I want to use a $\epsilon,\delta$-proof for the existence and value for the limit of $$\log \sinh{(x^2)}-x^2$$ for $x \rightarrow \infty$.
Now, I know the definition for such proof to be $\forall \epsilon > 0 \exists c \forall x > c: \left | f(x)-L \right |<\epsilon$.
I am struggeling to approach this problem as I am not familiar with the method for such proofs. What if the limit as $x \rightarrow \infty$ is $\infty$ then this definition would crumble, right?

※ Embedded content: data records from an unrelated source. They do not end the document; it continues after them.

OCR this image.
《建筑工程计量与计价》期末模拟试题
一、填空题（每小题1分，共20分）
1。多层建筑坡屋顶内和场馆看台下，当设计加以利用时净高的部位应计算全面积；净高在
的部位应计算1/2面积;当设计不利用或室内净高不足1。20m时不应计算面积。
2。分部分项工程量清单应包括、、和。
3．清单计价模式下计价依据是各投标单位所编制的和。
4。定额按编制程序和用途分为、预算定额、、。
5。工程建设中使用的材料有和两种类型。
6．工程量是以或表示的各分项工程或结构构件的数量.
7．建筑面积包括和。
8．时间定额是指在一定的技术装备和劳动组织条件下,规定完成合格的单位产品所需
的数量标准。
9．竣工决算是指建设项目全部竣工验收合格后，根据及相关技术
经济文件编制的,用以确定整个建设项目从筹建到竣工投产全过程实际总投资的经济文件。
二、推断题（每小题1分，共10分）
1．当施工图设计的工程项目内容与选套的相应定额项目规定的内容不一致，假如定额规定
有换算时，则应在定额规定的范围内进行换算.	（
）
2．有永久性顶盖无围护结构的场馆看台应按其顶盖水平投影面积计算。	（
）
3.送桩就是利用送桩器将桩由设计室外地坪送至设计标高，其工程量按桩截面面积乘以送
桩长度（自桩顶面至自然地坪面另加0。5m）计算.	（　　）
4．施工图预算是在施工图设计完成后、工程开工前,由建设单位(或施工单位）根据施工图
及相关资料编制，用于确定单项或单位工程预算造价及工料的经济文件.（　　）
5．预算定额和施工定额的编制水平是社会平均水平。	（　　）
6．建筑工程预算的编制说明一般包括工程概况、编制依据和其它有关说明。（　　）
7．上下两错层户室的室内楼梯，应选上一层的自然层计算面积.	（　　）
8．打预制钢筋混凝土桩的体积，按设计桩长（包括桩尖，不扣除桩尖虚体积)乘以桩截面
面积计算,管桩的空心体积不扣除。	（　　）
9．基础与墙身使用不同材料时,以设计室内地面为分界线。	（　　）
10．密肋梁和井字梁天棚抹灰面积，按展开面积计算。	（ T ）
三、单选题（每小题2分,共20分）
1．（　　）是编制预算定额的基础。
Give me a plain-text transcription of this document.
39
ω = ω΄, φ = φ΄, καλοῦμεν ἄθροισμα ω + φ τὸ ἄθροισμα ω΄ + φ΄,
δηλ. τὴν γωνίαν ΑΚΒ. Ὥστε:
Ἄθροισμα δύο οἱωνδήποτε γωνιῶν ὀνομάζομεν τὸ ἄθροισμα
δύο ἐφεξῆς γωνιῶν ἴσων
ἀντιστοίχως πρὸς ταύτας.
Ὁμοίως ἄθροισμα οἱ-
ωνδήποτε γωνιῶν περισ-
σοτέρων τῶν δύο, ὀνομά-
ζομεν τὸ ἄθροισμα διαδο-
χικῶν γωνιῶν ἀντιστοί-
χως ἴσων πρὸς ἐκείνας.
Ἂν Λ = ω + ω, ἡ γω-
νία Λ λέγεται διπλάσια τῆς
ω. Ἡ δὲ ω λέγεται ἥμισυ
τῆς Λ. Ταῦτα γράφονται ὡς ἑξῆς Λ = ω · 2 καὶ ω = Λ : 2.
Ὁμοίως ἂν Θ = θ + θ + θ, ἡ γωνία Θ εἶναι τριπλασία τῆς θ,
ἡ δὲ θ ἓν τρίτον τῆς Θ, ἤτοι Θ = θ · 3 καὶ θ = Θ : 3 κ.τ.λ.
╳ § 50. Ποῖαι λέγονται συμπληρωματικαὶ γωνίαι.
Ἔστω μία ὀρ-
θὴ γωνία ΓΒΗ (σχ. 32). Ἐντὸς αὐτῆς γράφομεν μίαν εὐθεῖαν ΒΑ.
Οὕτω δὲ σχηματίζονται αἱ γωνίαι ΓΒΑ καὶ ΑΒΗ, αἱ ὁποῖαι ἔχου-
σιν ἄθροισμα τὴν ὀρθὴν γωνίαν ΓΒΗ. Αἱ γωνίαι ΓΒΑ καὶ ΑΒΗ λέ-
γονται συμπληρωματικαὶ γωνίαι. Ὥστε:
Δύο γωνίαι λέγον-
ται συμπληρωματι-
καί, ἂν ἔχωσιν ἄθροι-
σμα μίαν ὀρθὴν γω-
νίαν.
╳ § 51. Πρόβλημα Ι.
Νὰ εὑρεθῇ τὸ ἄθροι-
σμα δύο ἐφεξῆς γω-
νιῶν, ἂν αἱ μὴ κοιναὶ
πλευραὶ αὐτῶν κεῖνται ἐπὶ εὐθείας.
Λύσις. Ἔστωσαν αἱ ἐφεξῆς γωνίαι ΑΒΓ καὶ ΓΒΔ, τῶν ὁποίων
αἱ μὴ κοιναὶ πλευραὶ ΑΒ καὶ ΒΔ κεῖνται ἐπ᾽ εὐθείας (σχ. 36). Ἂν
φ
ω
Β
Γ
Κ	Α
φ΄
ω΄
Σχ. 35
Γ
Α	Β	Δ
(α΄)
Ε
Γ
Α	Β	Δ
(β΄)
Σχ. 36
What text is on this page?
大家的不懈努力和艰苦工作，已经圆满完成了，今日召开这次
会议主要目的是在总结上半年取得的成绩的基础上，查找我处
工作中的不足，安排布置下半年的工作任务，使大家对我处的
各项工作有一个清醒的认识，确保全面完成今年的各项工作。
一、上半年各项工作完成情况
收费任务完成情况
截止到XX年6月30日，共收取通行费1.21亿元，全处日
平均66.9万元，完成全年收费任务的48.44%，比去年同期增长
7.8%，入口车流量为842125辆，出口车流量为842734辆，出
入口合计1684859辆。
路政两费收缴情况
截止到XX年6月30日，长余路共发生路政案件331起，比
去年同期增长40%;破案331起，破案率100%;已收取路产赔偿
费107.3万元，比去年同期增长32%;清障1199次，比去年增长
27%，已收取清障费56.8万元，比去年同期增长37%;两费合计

The limit is $\log\left(\frac12\right)$. In order to see why, note that\begin{align}\log\left(\sinh\left(x^2\right)\right)-x^2&=\log\left(e^{x^2}-e^{-x^2}\right)-\log(2)-\log\left(e^{x^2}\right)\\&=\log\left(1-e^{-2x^2}\right)+\log\left(\frac12\right)\end{align}and that therefore$$\log\left(\sinh\left(x^2\right)\right)-x^2-\log\left(\frac12\right)=\log\left(1-e^{-2x^2}\right).$$So, since $1-e^{-2x^2}<1$ for any real number $x$, we have$$\left|\log\left(\sinh\left(x^2\right)\right)-x^2-\log\left(\frac12\right)\right|=-\log\left(1-e^{-2x^2}\right).$$So, given any $\varepsilon>0$, take $M=\sqrt{-\frac{\log\left(1-e^{-\varepsilon}\right)}2}$ and then\begin{align}x>M&\iff x>\sqrt{-\frac{\log\left(1-e^{-\varepsilon}\right)}2}\\&\iff2x^2>-\log\left(1-e^{-\varepsilon}\right)\\&\iff-2x^2<\log\left(1-e^{-\varepsilon}\right)\\&\iff e^{-2x^2}<1-e^{-\varepsilon}\\&\iff1-e^{-2x^2}>e^{-\varepsilon}\\&\iff\log\left(1-e^{-2x^2}\right)>-\varepsilon\\&\iff-\log\left(1-e^{-2x^2}\right)<\varepsilon.\end{align}